Fig. 3. A subpopulation of muscle progenitors exhibits a dual somite-derived myogenic cell/LPM cell signature in emu forelimb buds.

a, d, tSNE plots of body trunk at the forelimb level of stage 20/21 emu embryo data (a) and stage 25 emu forelimb buds (d), respectively. b, e, Dot plots of subcluster marker gene expression of stage 20/21 data (b) and stage 25 data (e), respectively. Dot color represents the average expression level, and dot size represents the percentage of cells expressing marker genes. c, f, Venn diagram showing number of cells expressing Pax3 and/or Hand2 in the muscle cluster of stage 20/21 data (c) and stage 25 data (f), respectively. g, Violin plots showing the expression levels of Pax3, Lbx1, MyoD1, Tnnt3, Hand2, Prrx1, and Tbx5 in Pax3 + /Hand2- cells, and Pax3 + /Hand2+ cells in the muscle cluster of stage 25 emu forelimb data.

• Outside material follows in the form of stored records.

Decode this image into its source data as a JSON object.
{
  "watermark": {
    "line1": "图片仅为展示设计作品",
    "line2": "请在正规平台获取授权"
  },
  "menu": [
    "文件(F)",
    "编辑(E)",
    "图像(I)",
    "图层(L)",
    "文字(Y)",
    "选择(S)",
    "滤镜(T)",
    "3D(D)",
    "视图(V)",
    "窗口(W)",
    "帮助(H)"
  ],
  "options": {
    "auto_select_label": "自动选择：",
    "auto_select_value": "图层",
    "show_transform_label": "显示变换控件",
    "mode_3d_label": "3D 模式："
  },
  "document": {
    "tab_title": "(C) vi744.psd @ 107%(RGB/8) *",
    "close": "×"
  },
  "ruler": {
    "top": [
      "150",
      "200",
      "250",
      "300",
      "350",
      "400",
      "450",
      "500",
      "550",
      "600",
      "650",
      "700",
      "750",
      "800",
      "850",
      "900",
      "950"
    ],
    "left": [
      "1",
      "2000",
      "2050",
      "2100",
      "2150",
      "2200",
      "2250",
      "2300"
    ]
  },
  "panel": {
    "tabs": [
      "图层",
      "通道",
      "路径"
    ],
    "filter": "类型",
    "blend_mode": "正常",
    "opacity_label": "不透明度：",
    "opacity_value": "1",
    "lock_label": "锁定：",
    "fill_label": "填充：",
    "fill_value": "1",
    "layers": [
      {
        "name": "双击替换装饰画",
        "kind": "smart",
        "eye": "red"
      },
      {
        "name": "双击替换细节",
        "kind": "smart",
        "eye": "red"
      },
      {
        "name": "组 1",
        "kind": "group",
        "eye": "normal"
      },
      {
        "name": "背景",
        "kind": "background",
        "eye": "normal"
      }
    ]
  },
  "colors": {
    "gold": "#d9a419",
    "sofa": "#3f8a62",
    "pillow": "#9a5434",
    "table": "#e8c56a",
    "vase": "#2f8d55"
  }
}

The two-sided Wilcoxon rank sum-test was used for statistical test. The exact p-values are indicated.

Fig. 4. A subpopulation of muscle progenitors co-expressing Pax3 and Hand2 aggregates at the proximal region of emu forelimb buds.

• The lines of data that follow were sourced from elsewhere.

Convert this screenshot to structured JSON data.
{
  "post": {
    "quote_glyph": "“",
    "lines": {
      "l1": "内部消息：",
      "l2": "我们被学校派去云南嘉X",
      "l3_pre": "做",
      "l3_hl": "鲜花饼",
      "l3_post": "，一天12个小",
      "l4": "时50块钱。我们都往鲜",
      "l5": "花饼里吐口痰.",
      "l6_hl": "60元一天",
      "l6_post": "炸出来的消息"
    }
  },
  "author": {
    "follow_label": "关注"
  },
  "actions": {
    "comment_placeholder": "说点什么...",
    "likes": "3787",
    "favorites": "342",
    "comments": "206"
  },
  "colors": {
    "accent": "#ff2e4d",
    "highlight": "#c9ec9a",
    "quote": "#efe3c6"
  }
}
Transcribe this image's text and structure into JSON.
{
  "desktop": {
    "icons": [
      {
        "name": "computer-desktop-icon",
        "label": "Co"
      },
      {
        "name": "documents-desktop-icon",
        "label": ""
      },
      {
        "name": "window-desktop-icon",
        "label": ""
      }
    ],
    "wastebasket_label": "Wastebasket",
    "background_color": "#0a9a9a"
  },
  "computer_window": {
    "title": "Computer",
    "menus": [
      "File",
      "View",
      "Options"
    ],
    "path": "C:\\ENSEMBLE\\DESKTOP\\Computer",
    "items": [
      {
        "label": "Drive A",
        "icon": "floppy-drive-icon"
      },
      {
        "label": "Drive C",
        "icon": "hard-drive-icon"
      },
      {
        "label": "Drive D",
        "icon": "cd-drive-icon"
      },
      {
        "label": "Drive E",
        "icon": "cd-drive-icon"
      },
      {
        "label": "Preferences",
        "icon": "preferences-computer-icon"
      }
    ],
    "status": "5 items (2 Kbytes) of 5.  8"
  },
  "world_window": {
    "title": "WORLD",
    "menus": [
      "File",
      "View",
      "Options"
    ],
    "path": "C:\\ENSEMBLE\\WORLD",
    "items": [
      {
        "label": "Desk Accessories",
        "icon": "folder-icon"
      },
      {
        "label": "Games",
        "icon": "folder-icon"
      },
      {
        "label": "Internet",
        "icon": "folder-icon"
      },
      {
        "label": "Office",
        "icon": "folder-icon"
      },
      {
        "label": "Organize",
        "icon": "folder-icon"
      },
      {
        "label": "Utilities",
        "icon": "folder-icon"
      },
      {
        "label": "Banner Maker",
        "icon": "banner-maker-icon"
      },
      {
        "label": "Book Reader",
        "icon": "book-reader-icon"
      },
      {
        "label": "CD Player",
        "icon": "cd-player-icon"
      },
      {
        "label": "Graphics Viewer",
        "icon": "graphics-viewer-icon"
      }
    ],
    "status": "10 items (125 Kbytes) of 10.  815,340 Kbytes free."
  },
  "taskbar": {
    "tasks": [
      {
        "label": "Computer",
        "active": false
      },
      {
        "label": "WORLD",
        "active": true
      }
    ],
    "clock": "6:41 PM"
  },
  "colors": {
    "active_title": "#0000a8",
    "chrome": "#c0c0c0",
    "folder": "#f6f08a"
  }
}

a–e HCR for Pax3 and Hand2 and immunostaining for MF20 in emu forelimb buds at stages 19 (a, n = 2), 23 (b, n = 3) and 25 (c–e, n = 3). c’ Enlarged images indicated in (c). Arrowheads indicate fragmented nuclei. Note that transcripts of both Pax3 and Hand2 were observed in aggregated cells (arrows). d, Note that MF20 signals (arrows) were not detected in the aggregated cell population (a dotted circle). e HCR for Pax3 and Hand2 in the aggregated cell population at the proximal region of stage 25 emu forelimb buds (arrows). Note that transcripts of Pax3 and Hand2 are co-localized. Arrowheads indicate fragmented nuclei. f–h HCR for Pax3 and Hand2 in chicken forelimb buds at stages 19 (f, n = 3), 23 (g, n = 4) and 25 (h, n = 2). h’ Enlarged images indicated in (h). Unlike emu forelimb buds, no aggregated muscle progenitors are observed at the proximal part of chicken forelimb buds at stages 23 or 25. Scale bars, 100 μm (a–d, c’, h’), 20 μm (e), 200 μm (f–h). Panels of (a), (c, c’) and (g) are flipped horizontally.

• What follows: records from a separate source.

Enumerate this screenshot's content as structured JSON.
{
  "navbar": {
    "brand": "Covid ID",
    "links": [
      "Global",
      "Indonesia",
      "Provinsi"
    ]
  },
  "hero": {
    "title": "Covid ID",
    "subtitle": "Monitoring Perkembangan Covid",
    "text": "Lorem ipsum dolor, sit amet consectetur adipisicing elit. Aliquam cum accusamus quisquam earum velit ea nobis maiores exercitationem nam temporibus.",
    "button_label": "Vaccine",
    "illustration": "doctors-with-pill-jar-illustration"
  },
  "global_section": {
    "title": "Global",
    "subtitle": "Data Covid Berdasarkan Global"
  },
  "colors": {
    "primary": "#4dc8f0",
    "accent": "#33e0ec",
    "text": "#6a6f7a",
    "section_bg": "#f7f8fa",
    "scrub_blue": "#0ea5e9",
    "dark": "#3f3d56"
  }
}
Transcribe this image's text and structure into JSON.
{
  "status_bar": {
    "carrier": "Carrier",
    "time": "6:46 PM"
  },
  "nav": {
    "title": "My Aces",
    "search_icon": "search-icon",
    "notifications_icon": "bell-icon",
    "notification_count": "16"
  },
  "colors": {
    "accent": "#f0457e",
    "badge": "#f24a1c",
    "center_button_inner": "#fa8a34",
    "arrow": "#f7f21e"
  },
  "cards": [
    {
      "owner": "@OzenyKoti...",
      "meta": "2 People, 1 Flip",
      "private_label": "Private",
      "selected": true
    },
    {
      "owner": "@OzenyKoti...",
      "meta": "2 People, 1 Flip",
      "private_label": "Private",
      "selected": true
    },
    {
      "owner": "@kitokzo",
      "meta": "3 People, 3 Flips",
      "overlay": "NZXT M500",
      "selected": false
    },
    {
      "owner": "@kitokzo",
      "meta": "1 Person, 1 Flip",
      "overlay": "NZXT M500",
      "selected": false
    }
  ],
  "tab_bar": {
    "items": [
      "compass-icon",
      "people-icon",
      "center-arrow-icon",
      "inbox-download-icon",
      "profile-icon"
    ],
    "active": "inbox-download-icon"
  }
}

Fig. 5. A subpopulation of muscle progenitors aggregated at the proximal region of emu forelimb buds undergoes cell death.

a Violin plots showing the expression levels of Bak1, Casp10 and Apaf1 in Pax3 + /Hand2- cells, or Pax3 + /Hand2+ cells in the muscle cluster of stage 25 emu forelimb data. b–d TUNEL staining (b, n = 3), immunostaining for active caspase-3 (c, n = 2) and immunostaining for 8-oxoguanine (d, n = 2) in the aggregated cell population at the proximal region of stage 25 emu forelimb buds. b’–d’ Enlarged images indicated in (b–d). Panels of (b, b’) and (c, c’) are flipped horizontally. Scale bars, 50 μm. e Schematic model of forelimb development in emu embryos. Migratory muscle precursors (Pax3 + , Lbx1 + , cMet + ) delaminated from the ventral edge of the dermomyotome and begin to migrate into the forelimb mesenchyme (Hand2 + , Prrx1 + , Tbx5 + ). Subsequently, a subpopulation of muscle precursors with a dual somite-derived myogenic cell (Pax3 + , Lbx1 + , cMet + ) /LPM cell (Hand2 + , Prrx1 + , Tbx5 + ) appears and aggregates at the proximal part of forelimb buds. This aggregated cell population undergoes cell death and thereby failing to form majority of muscles. Impaired formation of limb muscles seems to be at least partially responsible for the asymmetric reduction or fusion of distal skeletal elements. Our results and those of others^,– suggest that multiple mechanisms contribute to the unique emu wing morphology. See text for details.